As far as physical activity goes, the more the better.

“We found essentially a linear association,” Vallat said. “The more physical activity you do on the day before, the more alert you’re going to feel and the easier it’s going to be to wake up the next morning.”

However, keep in mind that what constitutes more exercise and longer, later sleep will vary from person to person, Walker said.

“What’s specific here is specific to you, the individual,” Walker said. “If you get more exercise the day before than you would typically get and if you sleep longer and later into the next day than you would typically sleep, that’s where we see this traction. That’s where we see the best kind of punch for the pound, as it were, in terms of improving your ability to wake up.”

The type of breakfast you need for wakefulness also will vary a bit, generally based on how it affects your personal blood sugar levels, researchers said.

Even the type of complex carbohydrate you have for breakfast matters, Walker said.

For example, steel-cut oats should be better for wakefulness than flat-rolled oats, because “steel-cut oats will provide a slower release of carbohydrate and therefore a more manageable blood sugar response,” Walker said.

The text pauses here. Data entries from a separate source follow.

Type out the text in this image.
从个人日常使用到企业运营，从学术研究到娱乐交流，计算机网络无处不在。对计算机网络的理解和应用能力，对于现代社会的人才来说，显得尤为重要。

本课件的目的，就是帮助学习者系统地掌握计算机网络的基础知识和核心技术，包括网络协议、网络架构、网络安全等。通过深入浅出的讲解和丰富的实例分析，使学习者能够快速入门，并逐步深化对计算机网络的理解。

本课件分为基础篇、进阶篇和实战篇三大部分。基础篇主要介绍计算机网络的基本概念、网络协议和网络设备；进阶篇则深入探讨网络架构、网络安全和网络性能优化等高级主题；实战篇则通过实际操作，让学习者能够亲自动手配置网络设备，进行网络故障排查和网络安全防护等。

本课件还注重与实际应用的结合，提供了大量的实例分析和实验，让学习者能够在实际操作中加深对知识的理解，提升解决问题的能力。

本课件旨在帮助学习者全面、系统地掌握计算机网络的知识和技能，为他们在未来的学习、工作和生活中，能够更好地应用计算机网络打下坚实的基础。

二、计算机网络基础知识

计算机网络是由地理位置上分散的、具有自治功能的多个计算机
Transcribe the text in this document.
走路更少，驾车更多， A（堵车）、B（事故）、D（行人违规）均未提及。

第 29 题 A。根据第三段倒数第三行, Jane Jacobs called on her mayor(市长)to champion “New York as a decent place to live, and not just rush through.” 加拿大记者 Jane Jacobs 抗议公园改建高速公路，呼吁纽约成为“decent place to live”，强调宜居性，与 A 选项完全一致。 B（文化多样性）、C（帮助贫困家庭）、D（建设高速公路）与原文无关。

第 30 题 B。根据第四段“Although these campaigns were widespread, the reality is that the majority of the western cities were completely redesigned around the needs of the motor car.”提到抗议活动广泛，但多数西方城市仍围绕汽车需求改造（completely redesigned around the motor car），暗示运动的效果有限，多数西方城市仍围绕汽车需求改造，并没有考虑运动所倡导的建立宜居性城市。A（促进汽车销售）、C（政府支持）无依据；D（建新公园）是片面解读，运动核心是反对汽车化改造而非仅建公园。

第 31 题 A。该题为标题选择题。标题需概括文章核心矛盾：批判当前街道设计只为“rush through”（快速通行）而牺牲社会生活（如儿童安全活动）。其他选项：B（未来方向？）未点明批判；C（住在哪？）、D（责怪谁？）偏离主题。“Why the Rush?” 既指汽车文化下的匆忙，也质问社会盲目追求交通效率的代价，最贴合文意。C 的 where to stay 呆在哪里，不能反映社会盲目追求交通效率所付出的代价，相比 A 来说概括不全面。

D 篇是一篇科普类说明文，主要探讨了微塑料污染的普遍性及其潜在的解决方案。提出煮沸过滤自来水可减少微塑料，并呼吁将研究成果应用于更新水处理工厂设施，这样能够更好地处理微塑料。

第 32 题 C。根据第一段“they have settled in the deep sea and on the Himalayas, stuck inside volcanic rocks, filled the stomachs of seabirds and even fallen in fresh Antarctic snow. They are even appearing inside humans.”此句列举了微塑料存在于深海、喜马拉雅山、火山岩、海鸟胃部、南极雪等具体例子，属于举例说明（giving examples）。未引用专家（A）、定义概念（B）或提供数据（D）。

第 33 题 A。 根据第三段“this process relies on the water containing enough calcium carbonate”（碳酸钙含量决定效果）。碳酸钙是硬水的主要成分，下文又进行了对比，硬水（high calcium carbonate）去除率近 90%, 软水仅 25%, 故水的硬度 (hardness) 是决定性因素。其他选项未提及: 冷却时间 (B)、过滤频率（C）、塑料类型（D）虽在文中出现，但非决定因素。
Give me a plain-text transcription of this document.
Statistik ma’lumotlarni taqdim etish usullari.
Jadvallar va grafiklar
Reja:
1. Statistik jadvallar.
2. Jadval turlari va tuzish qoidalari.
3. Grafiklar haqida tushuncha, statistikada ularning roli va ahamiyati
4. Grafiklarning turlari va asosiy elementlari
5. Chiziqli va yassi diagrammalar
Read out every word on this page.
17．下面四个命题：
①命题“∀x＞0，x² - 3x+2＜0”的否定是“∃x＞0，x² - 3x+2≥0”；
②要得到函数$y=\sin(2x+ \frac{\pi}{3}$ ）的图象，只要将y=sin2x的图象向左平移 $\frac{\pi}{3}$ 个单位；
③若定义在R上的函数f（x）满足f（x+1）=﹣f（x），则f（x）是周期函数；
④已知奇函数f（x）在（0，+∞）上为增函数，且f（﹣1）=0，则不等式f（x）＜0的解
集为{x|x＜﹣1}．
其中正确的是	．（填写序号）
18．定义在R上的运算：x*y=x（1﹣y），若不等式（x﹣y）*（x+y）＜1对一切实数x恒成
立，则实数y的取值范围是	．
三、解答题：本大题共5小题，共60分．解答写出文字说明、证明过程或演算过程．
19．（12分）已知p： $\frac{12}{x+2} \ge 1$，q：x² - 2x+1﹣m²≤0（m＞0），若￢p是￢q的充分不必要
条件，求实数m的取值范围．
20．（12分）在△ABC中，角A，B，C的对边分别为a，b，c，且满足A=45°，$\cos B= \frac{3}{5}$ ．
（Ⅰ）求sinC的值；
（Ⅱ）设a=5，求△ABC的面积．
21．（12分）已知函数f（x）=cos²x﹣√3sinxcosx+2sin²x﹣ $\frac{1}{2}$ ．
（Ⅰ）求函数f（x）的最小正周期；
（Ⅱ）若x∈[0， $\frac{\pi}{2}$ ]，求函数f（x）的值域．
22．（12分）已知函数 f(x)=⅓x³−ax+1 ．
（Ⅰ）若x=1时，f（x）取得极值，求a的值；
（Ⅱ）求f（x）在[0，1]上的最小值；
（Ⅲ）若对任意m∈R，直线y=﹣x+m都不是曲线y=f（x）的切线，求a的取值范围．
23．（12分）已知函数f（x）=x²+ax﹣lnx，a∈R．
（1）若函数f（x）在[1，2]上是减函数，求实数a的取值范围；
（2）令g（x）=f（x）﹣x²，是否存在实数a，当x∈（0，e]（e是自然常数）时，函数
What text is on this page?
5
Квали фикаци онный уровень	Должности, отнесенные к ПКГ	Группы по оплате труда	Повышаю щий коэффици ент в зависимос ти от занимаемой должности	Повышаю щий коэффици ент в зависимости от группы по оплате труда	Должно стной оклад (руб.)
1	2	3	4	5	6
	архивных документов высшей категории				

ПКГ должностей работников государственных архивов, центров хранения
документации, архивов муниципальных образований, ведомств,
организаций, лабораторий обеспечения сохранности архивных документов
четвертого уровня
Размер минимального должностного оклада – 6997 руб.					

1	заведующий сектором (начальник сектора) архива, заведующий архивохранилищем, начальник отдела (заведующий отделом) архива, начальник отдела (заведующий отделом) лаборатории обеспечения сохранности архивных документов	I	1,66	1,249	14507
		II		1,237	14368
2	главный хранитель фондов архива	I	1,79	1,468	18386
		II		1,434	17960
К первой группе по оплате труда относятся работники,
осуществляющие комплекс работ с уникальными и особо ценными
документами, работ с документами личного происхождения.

Other examples of slow-release complex carb foods include sweet potatoes, brown rice and quinoa, he said.

Interestingly, the second-worst wake-up came from a high-protein breakfast involving a big morning shake containing 40 grams of whey protein, Vallat said.

“To be honest, that was kind of surprising to me,” Vallat said. “I think it’s still fine to eat some moderate amount of protein, but what you want to avoid is an excessively high amount of protein for breakfast because this seems to reduce your alertness.”

To put it in context, a lumberjack breakfast of three eggs and four slices of bacon contains about 30 grams of protein.

Not all sleep doctors buy into these findings, however.

“I agree that prior night’s sleep, previous day’s exercise, both will affect your level of alertness,” said Michael Breus, a clinical psychologist who guided the launch of TheSleepDoctor.com. “I think the breakfast portion of the study was a little off. What I mean by this is simple — very few people wake up and eat quickly.

“And they are suggesting a high-carb breakfast. In my experience and if you look in the literature you will see that carbs make people sleepy. This is because of the rise in serotonin,” Breus continued.

Breus’ recommendations for waking up refreshed are simple and direct:

  • Wake the same time every day.
  • Stop caffeine by 2 p.m.
  • Stop alcohol 3 hours before bed.
  • Exercise daily, but more than 4 hours before bed.
  • Upon waking, take 15 deep breaths, drink 15 ounces of water, and go outside to get 15 minutes of sunlight.